When Baltimore artist Dick Turner invented his Smile Machine two years ago, he never dreamed it would be swept up in a Winter Olympics media blitz -- and that he wouldn't get an ounce of credit.
Mr. Turner's contraption, which is worn over the head to keep a smile in place, consists of "sustaining rods," a "joy strap," and a "calibration buckle" that allows the user to adjust the "level of happiness desired."
It was originally made to symbolize his "30 Points of Ideaism," a philosophy that encourages "exploration of the symbolic content of our ideas and our everyday behaviors." The smile, he says, is the simplist example of an everyday gesture that can have many symbolic meanings.
Unbeknown to Mr. Turner, the Lillehammer Olympic Organizing Committee decided smile machines were the perfect way to make light of Norwegians' reputation as a dour people and ordered 100,000 of them for Olympic workers and town residents to wear when the games begin Feb. 12. News reports put the cost at $120,000.
Trouble is, the machines didn't come from their inventor, who makes and sells them on a small scale in the city. They came from a Norweigan promotions firm, and in all the publicity the campaign generated, Mr. Turner's name never came up.
Mr. Turner has no idea where the Norweigan PR firm got the idea for a smile machine. One thing is certain, however. The machine the Olympic committee ordered looks identical to his, which received modest publicity in Europe because his sister, an artist living in Spain, promoted it through TV, magazines and a performance art piece.
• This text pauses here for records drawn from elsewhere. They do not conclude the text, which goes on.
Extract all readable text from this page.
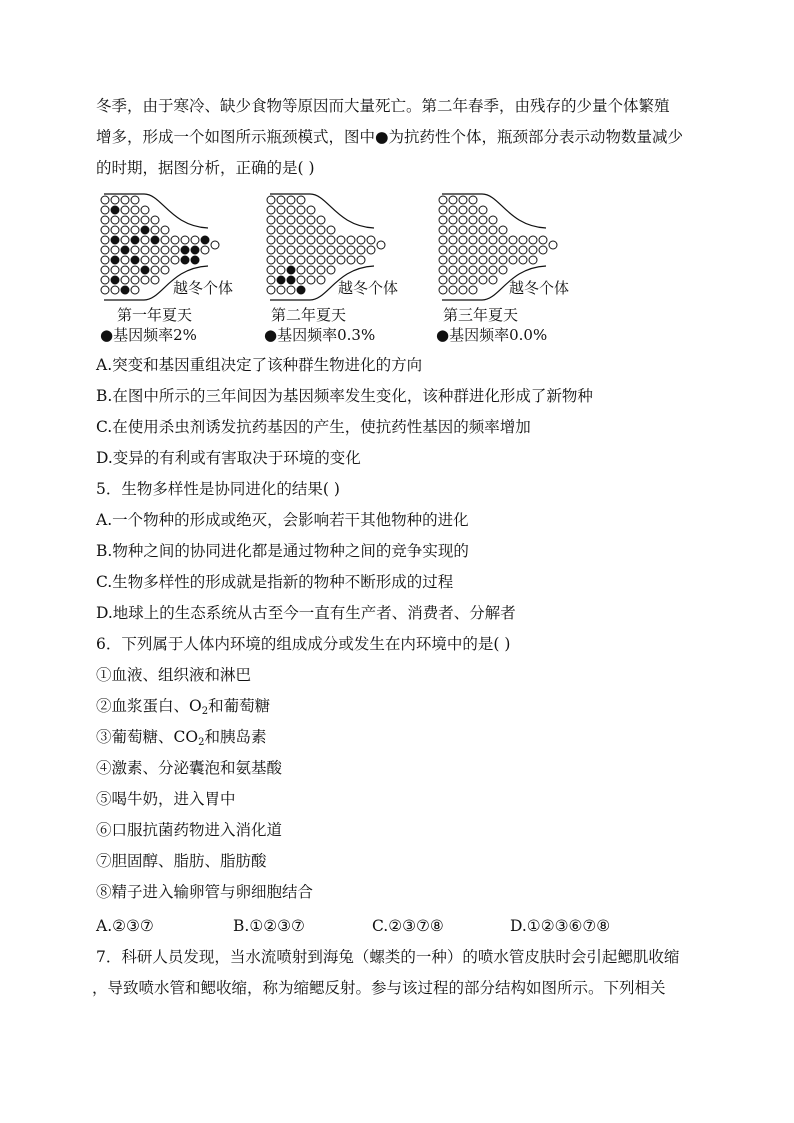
冬季，由于寒冷、缺少食物等原因而大量死亡。第二年春季，由残存的少量个体繁殖
增多，形成一个如图所示瓶颈模式，图中●为抗药性个体，瓶颈部分表示动物数量减少
的时期，据图分析，正确的是( )
越冬个体
第一年夏天
●基因频率2%
越冬个体
第二年夏天
●基因频率0.3%
越冬个体
第三年夏天
●基因频率0.0%
A.突变和基因重组决定了该种群生物进化的方向
B.在图中所示的三年间因为基因频率发生变化，该种群进化形成了新物种
C.在使用杀虫剂诱发抗药基因的产生，使抗药性基因的频率增加
D.变异的有利或有害取决于环境的变化
5．生物多样性是协同进化的结果( )
A.一个物种的形成或绝灭，会影响若干其他物种的进化
B.物种之间的协同进化都是通过物种之间的竞争实现的
C.生物多样性的形成就是指新的物种不断形成的过程
D.地球上的生态系统从古至今一直有生产者、消费者、分解者
6．下列属于人体内环境的组成成分或发生在内环境中的是( )
①血液、组织液和淋巴
②血浆蛋白、$O_2$和葡萄糖
③葡萄糖、$CO_2$和胰岛素
④激素、分泌囊泡和氨基酸
⑤喝牛奶，进入胃中
⑥口服抗菌药物进入消化道
⑦胆固醇、脂肪、脂肪酸
⑧精子进入输卵管与卵细胞结合
A.②③⑦	B.①②③⑦	C.②③⑦⑧	D.①②③⑥⑦⑧
7．科研人员发现，当水流喷射到海兔（螺类的一种）的喷水管皮肤时会引起鳃肌收缩
，导致喷水管和鳃收缩，称为缩鳃反射。参与该过程的部分结构如图所示。下列相关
The whole affair smacks of a "bargain-basement John le Carre story," says Mr. Turner, an artist, composer and filmmaker who works at a Baltimore sound equipment store.
Mr. Turner received calls from friends who either heard about the smile campaign on a National Public Radio report or read about it in Sports Illustrated, Newsweek or Life magazine.
"I immediately questioned how to turn this into a situation with as much absurdity as humanly possible," Mr. Turner says.
Norwegian critics apparently found the notion absurd without his help. The Life story said they found the campaign to be "wasteful or stupid or both."
Mr. Turner has no patent on the Smile Machine. "I figure that wasn't my goal," he says. "My goal was to do an art project. I was satisfied with that."
He says he merely wanted the machine's symbolic significance to be taken seriously and to perhaps have the "30 Points" translated into Norwegian.
Still, he mailed a Smile Machine, press notices and a stern letter to the Norwegian Embassy, asking for a "public acknowledgment of my claims to originality to this intellectual property."
For a while, Mr. Turner heard nothing. Meanwhile, the letter was forwarded to Norway's ministry of foreign affairs, which in turn sent it to the Lillehammer committee. Along the way, the letter was leaked to a Norwegian reporter, who called Mr. Turner and wrote a piece for a widely read Norwegian newspaper.
Ultimately, Tore Tanum, press counselor at the Norwegian embassy in Washington, called Mr. Turner and acknowledged that the Smile Machine was his idea but said nothing further could be done about it.
The gadget was originally presented by the Olympic Committee "more or less as a joke," Mr. Tanum says. "But the whole media situation around the Olympic Games is such that anything can be used as news."
Coincidentally, Mr. Tanum has just received a letter from the Lillehammer committee that says the smile boeyle -- in English, smiling hoop -- probably won't be used in conjunction with the Winter Games after all.
"The general reaction was we don't need any gadget to receive our visitors during the Olympics," Mr. Tanum says. "They don't need any help to smile."
Mr. Turner's role in the smile machine mystery was not mentioned in the letter, Mr. Tanum says. But clearly, the embassy and the Lillehammer committee are concerned about his financial stake in the invention, he says.
Locally, the smile gadget is selling at Louie's Book Store and Cafe at $12.95 a pop.